The decoration on these masks is engraved (on ours it is also gilt) and comprises floral interlace with half-palmette leaves reminiscent of the Timurid style in its elegance and fineness. It resembles the taste established by the Timurid kitabhane and prevalent in various media of the period. While the Hermitage mask is decorated with naturalistic flowers clearly in the Ottoman sixteenth century style on the upper part of the face, our mask and the Khalili example are inscribed on both sides and within the cartouche formed by the terminals of the hinge. The inscriptions on both pieces appear to be fragmentary. Both feature the term al-ustad ("master"). In addition ours is inscribed within the cartouche with what could be read as 'amal Hamz(eh) ("the work of Hamzeh").

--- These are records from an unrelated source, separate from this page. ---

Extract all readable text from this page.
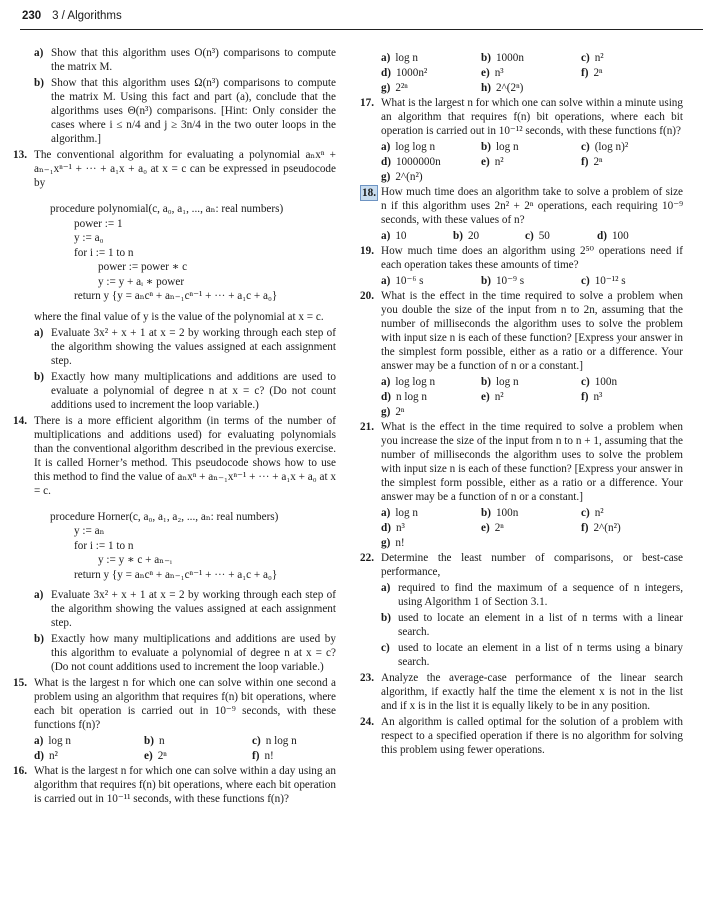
230 3 / Algorithms
a) Show that this algorithm uses O(n³) comparisons to compute the matrix M.
b) Show that this algorithm uses Ω(n³) comparisons to compute the matrix M. Using this fact and part (a), conclude that the algorithms uses Θ(n³) comparisons. [Hint: Only consider the cases where i ≤ n/4 and j ≥ 3n/4 in the two outer loops in the algorithm.]
13. The conventional algorithm for evaluating a polynomial aₙxⁿ + aₙ₋₁xⁿ⁻¹ + ··· + a₁x + a₀ at x = c can be expressed in pseudocode by
procedure polynomial(c, a₀, a₁, ..., aₙ: real numbers)
power := 1
y := a₀
for i := 1 to n
power := power ∗ c
y := y + aᵢ ∗ power
return y {y = aₙcⁿ + aₙ₋₁cⁿ⁻¹ + ··· + a₁c + a₀}
where the final value of y is the value of the polynomial at x = c.
a) Evaluate 3x² + x + 1 at x = 2 by working through each step of the algorithm showing the values assigned at each assignment step.
b) Exactly how many multiplications and additions are used to evaluate a polynomial of degree n at x = c? (Do not count additions used to increment the loop variable.)
14. There is a more efficient algorithm (in terms of the number of multiplications and additions used) for evaluating polynomials than the conventional algorithm described in the previous exercise. It is called Horner’s method. This pseudocode shows how to use this method to find the value of aₙxⁿ + aₙ₋₁xⁿ⁻¹ + ··· + a₁x + a₀ at x = c.
procedure Horner(c, a₀, a₁, a₂, ..., aₙ: real numbers)
y := aₙ
for i := 1 to n
y := y ∗ c + aₙ₋ᵢ
return y {y = aₙcⁿ + aₙ₋₁cⁿ⁻¹ + ··· + a₁c + a₀}
a) Evaluate 3x² + x + 1 at x = 2 by working through each step of the algorithm showing the values assigned at each assignment step.
b) Exactly how many multiplications and additions are used by this algorithm to evaluate a polynomial of degree n at x = c? (Do not count additions used to increment the loop variable.)
15. What is the largest n for which one can solve within one second a problem using an algorithm that requires f(n) bit operations, where each bit operation is carried out in 10⁻⁹ seconds, with these functions f(n)?
a) log n	b) n	c) n log n
d) n²	e) 2ⁿ	f) n!
16. What is the largest n for which one can solve within a day using an algorithm that requires f(n) bit operations, where each bit operation is carried out in 10⁻¹¹ seconds, with these functions f(n)?
a) log n	b) 1000n	c) n²
d) 1000n²	e) n³	f) 2ⁿ
g) 2²ⁿ	h) 2^(2ⁿ)
17. What is the largest n for which one can solve within a minute using an algorithm that requires f(n) bit operations, where each bit operation is carried out in 10⁻¹² seconds, with these functions f(n)?
a) log log n	b) log n	c) (log n)²
d) 1000000n	e) n²	f) 2ⁿ
g) 2^(n²)
18. How much time does an algorithm take to solve a problem of size n if this algorithm uses 2n² + 2ⁿ operations, each requiring 10⁻⁹ seconds, with these values of n?
a) 10	b) 20	c) 50	d) 100
19. How much time does an algorithm using 2⁵⁰ operations need if each operation takes these amounts of time?
a) 10⁻⁶ s	b) 10⁻⁹ s	c) 10⁻¹² s
20. What is the effect in the time required to solve a problem when you double the size of the input from n to 2n, assuming that the number of milliseconds the algorithm uses to solve the problem with input size n is each of these function? [Express your answer in the simplest form possible, either as a ratio or a difference. Your answer may be a function of n or a constant.]
a) log log n	b) log n	c) 100n
d) n log n	e) n²	f) n³
g) 2ⁿ
21. What is the effect in the time required to solve a problem when you increase the size of the input from n to n + 1, assuming that the number of milliseconds the algorithm uses to solve the problem with input size n is each of these function? [Express your answer in the simplest form possible, either as a ratio or a difference. Your answer may be a function of n or a constant.]
a) log n	b) 100n	c) n²
d) n³	e) 2ⁿ	f) 2^(n²)
g) n!
22. Determine the least number of comparisons, or best-case performance,
a) required to find the maximum of a sequence of n integers, using Algorithm 1 of Section 3.1.
b) used to locate an element in a list of n terms with a linear search.
c) used to locate an element in a list of n terms using a binary search.
23. Analyze the average-case performance of the linear search algorithm, if exactly half the time the element x is not in the list and if x is in the list it is equally likely to be in any position.
24. An algorithm is called optimal for the solution of a problem with respect to a specified operation if there is no algorithm for solving this problem using fewer operations.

A dating to the second half of the 15th century is made on the basis of the engraved decoration, supported, as noted above, by the appearance of such masks in miniature paintings of the fifteenth century and earlier (Alexander, D. and Ricketts, H.: 'Arms and Armour', in Falk, Toby (ed.): Treasures of Islam, London, 1985, no.303, p.298). Given the archaeological evidence from the Ukraine and the Crimea, masks like these must have been encountered over a large area and were likely to have been made in a variety of locations. The fact that they were used in war makes it likely that they were also transported over long distances and deposited far from their places of manufacture, making a precise place of origin difficult to pinpoint. Indeed, one Hermitage mask was called 'Mongolian', while the Khalili mask has been attributed to both Iran and the Northern Caucasus, the latter being a manufaturing centre for both the Turkic and Persian markets. The Caucasian suggestion is enhanced by the use of semi-literate script across the brow. What is certain is that this mask must have been made as a specific commission; the nose of the warrior for whom it was made is very clearly broken!

A metallurgical analysis of this mask, performed by Dr Peter Northover of the Department of Materials, Oxford, sample no.R1080, confirms the proposed dating.